Lezen gaat voor liturgie

Bepaalde hoofdstukken uit Johannes zijn voor roostervolgelingen zoals ik nauw verbonden met het liturgisch jaar. De bruiloft te Kana komt altijd in januari (net na die vrije zondag die ik daags na Kerst altijd zo nodig heb) als begin van Epifanie. De voetwassing op Witte Donderdag. En ‘de graankorrel die moet sterven’ komt eens in de drie jaar in de Veertigdagentijd aan bod. Nee, ik heb daar niks op tegen, want ja, die teksten passen daar in het liturgisch jaar. Ze staan alleen zo los op die zondag, je raakt de context van het vertelde verhaal kwijt. En dat is nou juist zo mooi aan die doorgaande lezing, dat lezen nu (een aantal maanden) vóór liturgie komt.

Toch is dat niet consequent terug te zien in het ‘alternatieve leesrooster’ zoals dat is opgesteld. Op 25 december lezen we Johannes 1:1-18, maar op 2 januari kunnen we toch niet om de magiërs uit Matteüs heen; óf je moet al je aandacht richten op het hallelujavers uit Johannes 8:12: Ik ben het licht der wereld. Op 9 januari vervolgen we de lezing uit Johannes 1 met de verzen 19-34. Op 16, 23 en 30 januari wordt Johannes 1 en 2 uitgelezen. Maar niet doorgaand! Blijkbaar had ‘Kanazondag’ op 16 januari toch meer gewicht in de schaal, dus krijgen we vanaf 9 januari eerst 1:19-34, dan 2:1-12, dan terug naar 1:35-52 en dan weer 2:13-25. Wat zou er op tegen zijn om ‘Kana’ te lezen op 23 januari?

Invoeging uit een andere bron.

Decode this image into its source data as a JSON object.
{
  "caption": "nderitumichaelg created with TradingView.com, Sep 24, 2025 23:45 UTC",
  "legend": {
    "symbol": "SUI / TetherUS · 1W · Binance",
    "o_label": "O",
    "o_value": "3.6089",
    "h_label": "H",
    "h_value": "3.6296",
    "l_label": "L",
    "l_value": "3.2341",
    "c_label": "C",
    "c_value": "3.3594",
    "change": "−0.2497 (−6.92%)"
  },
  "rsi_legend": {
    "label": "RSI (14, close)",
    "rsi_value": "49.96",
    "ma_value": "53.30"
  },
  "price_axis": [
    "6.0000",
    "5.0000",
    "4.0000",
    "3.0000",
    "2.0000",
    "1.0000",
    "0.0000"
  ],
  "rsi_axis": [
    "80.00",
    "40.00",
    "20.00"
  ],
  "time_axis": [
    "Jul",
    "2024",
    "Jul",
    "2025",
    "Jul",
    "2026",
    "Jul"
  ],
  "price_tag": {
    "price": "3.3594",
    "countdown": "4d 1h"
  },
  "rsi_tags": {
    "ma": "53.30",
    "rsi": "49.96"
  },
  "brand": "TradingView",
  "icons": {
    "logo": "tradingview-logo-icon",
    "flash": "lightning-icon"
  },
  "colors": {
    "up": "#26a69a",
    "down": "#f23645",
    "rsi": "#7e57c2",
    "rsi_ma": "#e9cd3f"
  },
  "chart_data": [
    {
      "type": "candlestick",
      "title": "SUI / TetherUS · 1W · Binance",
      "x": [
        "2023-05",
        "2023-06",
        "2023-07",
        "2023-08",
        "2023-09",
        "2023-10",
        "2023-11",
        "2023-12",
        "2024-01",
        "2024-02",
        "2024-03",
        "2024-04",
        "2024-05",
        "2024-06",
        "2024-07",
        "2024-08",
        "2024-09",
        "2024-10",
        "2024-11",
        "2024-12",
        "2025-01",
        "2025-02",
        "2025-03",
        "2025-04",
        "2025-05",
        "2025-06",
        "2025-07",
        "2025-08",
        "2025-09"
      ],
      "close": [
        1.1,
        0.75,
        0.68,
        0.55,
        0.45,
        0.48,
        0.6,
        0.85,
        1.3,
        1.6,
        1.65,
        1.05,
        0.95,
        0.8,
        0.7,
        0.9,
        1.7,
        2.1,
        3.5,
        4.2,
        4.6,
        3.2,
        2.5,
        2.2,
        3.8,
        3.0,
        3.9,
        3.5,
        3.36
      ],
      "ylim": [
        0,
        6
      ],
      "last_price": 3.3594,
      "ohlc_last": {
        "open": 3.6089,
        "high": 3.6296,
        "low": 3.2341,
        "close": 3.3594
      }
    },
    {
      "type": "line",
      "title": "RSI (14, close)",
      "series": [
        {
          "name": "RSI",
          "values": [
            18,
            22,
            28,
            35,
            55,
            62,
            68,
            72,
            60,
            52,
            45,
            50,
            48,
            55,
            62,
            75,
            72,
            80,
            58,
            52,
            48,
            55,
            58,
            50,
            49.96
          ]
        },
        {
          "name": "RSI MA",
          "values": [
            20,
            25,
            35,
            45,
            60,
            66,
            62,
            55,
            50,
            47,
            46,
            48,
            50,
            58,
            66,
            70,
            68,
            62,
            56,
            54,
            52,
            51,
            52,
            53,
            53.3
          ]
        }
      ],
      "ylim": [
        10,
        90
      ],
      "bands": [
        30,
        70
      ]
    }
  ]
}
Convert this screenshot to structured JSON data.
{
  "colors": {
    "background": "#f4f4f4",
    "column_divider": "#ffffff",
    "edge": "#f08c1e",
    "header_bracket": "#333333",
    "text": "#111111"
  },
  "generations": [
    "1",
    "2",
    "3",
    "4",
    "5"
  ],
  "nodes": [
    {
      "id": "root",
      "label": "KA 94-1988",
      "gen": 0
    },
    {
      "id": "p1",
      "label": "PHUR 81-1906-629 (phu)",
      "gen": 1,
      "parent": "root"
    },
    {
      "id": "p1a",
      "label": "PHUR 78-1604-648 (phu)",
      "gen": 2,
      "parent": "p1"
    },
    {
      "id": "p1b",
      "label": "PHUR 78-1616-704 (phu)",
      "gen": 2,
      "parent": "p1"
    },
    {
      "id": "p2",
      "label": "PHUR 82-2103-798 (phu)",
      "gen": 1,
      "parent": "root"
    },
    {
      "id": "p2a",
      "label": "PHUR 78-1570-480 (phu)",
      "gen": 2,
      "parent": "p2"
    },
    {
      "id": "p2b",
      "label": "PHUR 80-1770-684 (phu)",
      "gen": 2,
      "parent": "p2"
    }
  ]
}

Wel doorgaand komt Johannes 11 in vier zondagen aan de orde in februari. Lazarus, met Martha en Maria, ik kan me er nu al op verheugen. Met direct aansluitend op Johannes 11 in de Veertigdagentijd Johannes 12. Daar is wel weer in ‘geknipt’: 12:12-19 is de intocht van Jezus in Jeruzalem. Die wordt verschoven naar Palmzondag – begrijpelijk, maar ook een concessie.

Blijft de vraag: wie is Jezus?

De lectio continua van Johannes 3-10 heeft me ook weer op het spoor gezet van de vraag wat het betekent om Jezus te ontmoeten. Nicodemus, de Samaritaanse vrouw, de hoveling uit Kafarnaüm, de mens die al 38 jaar ziek is, de blindgeborene, zij ontmoeten Jezus en dat verandert hun leven. Er is weer leven, of zelfs, er is eindelijk leven. De ontmoeting is transformerend.

In het optreden van Jezus herkennen zij wie hij is (een rabbi, een profeet). In het nieuwe jaar lezen we over Marta die Jezus ziet als de Christus, zoon van God. Transformerend is zeker de ontmoeting van Jezus met Lazarus. En aan het eind van het evangelie is het Tomas die de Opgestane Jezus herkent en zegt: “Mijn Heer en mijn God!”

Ik wil Johannes nu al vragen: “Weet je zeker dat God er wat mee te maken heeft?”

OMG, ik blijf nog maar even doorlezen tot ik het ook zie.